Monday, April 9, 2012

Easter Island

Part of the draw of our sabbatical is the possibility of giving Anabel one more year of childhood, and consequently, slowing the speed of which her younger brother and sister's childhood passes, as well. Anyone with older brothers or sisters knows that when the oldest learned something about the adult world, they couldn't wait to spoil it for their beloved younger siblings.  Anabel has always been our imaginative child preferring to read, write or play pretend in her free time.  Unlike most of her friends at home, she still believes in fairies, Santa and even, the Easter bunny with all her heart.  I want to keep it that way.  No, I don't want her laughed at or ridiculed by her peers, but I don't want to see her innocent world of believing - of having faith in the unseen- to end.
Aren't we all asked to believe things we can't see?  I wasn't there when men walked on the moon, but I believe it happened.  I can't see the love my mother has for me when she berates me again for spending a year away from home, but I know it's there.  I didn't see Jesus heal the sick or turn water into wine, but I believe He did.  I can't see God while I'm praying, but I feel He's there.  How can we get through life without a little faith in the unseen? And oh, to have the faith of a child!  C. S. Lewis said, "Faith is the art of holding on to things your reason once accepted, despite your changing moods." Or your changing age, as the case may be.

Of course, it is easier to believe when you THINK you've seen.  Two years ago, Anabel caught the Easter Bunny in her room.  She woke to see a very tall shadow exiting her room and discovered a basket beside her bed.  She surmised that the shadow must have been the Easter Bunny, but instead of being thrilled by her discovery, she was terrified.  My goodness, he was big!  Now, I must sleep with her on the Saturday nights before Easter to guard against that massive bunny.

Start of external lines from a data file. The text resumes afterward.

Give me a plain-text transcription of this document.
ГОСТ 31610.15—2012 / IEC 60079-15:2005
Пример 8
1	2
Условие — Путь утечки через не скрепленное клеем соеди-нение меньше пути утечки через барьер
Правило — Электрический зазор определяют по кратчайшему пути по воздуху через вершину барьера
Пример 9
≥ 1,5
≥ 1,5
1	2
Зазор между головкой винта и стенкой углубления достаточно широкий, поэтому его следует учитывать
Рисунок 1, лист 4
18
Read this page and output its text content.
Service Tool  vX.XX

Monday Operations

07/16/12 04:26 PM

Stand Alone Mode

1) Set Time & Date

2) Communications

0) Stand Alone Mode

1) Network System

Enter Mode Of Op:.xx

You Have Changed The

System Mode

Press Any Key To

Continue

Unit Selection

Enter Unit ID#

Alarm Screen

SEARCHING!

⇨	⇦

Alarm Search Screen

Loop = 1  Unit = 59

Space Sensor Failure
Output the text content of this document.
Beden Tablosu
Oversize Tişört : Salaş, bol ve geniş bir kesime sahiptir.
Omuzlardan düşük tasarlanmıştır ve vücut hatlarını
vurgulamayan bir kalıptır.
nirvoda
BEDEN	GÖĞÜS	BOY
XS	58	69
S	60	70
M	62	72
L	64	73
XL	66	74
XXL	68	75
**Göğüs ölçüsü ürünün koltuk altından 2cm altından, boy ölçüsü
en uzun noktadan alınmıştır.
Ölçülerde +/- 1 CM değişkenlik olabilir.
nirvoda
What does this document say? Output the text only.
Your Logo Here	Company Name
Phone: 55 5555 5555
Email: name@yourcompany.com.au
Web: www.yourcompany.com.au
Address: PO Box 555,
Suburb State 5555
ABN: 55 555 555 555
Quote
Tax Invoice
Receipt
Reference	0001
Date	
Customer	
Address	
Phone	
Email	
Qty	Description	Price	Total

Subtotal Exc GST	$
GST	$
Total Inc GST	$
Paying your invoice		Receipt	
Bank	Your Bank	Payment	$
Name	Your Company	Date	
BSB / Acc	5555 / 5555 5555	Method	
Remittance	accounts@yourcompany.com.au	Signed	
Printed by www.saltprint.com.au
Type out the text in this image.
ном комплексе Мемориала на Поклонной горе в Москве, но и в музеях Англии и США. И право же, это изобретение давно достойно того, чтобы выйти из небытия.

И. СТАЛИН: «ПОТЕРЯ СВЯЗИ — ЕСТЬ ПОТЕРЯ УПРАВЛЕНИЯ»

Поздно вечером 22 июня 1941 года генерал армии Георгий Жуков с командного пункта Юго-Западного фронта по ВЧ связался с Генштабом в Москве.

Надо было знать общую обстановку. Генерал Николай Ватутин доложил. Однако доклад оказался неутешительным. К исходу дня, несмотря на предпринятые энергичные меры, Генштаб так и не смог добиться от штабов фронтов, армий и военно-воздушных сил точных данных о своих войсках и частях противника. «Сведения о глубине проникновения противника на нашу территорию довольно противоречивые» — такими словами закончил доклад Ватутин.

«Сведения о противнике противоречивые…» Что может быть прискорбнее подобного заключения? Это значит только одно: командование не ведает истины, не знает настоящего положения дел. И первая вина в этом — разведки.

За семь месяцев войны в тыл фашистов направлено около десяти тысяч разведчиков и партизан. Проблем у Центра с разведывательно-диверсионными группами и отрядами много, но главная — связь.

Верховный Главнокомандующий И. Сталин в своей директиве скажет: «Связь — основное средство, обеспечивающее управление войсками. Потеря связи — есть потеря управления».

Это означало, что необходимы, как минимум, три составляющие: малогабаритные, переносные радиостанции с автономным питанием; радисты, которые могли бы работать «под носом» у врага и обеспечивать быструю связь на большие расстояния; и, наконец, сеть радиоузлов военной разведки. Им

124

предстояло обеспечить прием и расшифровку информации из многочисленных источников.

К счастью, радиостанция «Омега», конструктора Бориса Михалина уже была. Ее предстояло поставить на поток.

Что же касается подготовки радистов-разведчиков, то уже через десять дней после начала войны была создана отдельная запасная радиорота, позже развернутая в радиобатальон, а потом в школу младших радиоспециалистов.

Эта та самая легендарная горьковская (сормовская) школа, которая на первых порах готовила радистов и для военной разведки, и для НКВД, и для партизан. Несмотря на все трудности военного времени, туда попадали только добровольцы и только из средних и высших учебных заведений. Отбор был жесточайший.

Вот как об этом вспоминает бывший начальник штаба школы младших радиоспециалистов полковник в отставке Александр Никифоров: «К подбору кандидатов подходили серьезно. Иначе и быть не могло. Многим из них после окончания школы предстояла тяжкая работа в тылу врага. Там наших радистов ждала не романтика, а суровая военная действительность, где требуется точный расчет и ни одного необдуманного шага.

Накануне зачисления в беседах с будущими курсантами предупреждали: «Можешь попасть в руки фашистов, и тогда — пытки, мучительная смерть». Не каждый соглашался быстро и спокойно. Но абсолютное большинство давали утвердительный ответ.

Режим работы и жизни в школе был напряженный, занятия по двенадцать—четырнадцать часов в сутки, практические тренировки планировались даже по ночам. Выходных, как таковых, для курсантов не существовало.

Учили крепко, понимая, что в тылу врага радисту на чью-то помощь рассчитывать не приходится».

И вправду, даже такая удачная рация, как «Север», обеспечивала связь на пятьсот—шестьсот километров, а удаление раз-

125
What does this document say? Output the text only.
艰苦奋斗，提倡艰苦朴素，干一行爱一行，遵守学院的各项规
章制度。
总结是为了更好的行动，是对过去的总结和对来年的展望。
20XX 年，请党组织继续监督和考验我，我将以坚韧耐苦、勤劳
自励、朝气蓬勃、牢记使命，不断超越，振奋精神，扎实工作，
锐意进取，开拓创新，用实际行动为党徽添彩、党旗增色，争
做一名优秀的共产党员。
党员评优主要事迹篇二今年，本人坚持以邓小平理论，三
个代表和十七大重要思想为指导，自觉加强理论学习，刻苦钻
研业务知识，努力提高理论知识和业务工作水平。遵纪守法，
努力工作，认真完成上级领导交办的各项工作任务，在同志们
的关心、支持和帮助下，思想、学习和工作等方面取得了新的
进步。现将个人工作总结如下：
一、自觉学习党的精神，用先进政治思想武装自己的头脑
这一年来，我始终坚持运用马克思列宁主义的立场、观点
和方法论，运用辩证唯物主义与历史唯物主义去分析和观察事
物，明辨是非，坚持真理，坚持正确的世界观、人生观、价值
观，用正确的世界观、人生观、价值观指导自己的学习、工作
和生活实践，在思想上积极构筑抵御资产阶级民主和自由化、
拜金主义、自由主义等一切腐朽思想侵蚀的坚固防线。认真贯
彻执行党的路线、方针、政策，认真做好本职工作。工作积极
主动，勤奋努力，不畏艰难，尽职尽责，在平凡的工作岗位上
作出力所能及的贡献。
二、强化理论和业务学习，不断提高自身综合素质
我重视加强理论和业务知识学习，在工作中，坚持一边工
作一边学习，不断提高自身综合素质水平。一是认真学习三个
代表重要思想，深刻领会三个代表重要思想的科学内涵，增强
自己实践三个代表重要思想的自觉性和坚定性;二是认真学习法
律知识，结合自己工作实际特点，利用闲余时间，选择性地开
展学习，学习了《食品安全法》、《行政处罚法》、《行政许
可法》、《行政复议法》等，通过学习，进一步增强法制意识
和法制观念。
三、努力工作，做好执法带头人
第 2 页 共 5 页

This year, Emma wasn't worried about Anabel's Harvey-sized rabbit; she fretted about having no Easter baskets as we had left our traditional baskets at home in Canton.  Unfazed, she immediately found a solution.  Laundry baskets.  They're bigger and hold more treats!  However, her fears were unwarranted as the Easter Bunny provided his own baskets this year.

As with Halloween, Thanksgiving and Christmas, we created new ways to celebrate Easter:

With a new friend from St. Helena Island, the kids hunted for eggs on appropriately named Hunting Island.

We shared our love of scavenger hunts with friends from Delaware.

The kids roamed the island in teams competing to find all items on the list to win a prize.  Some articles they took literally; some items they took figuratively.

For example, one item on the list was a photo of our neighbors, Steve and Mary.  Here's their beautiful portrait:

 Another item was a photo of a butterfly.  Now, I didn't think finding a live butterfly would be difficult thanks to our early spring, but here's what one team came up with:

I like kids that can see more than one solution to a problem!

Our Easter was unique this year in many ways, but the same in many others. While our children are not the little ones they used to be in their Easter dresses, suits and hats, we still celebrated our faith that the stone was rolled away and the Living Christ was not found with the dead, but among the believers.  While we shared the holiday with friends rather than family, we found communion just the same.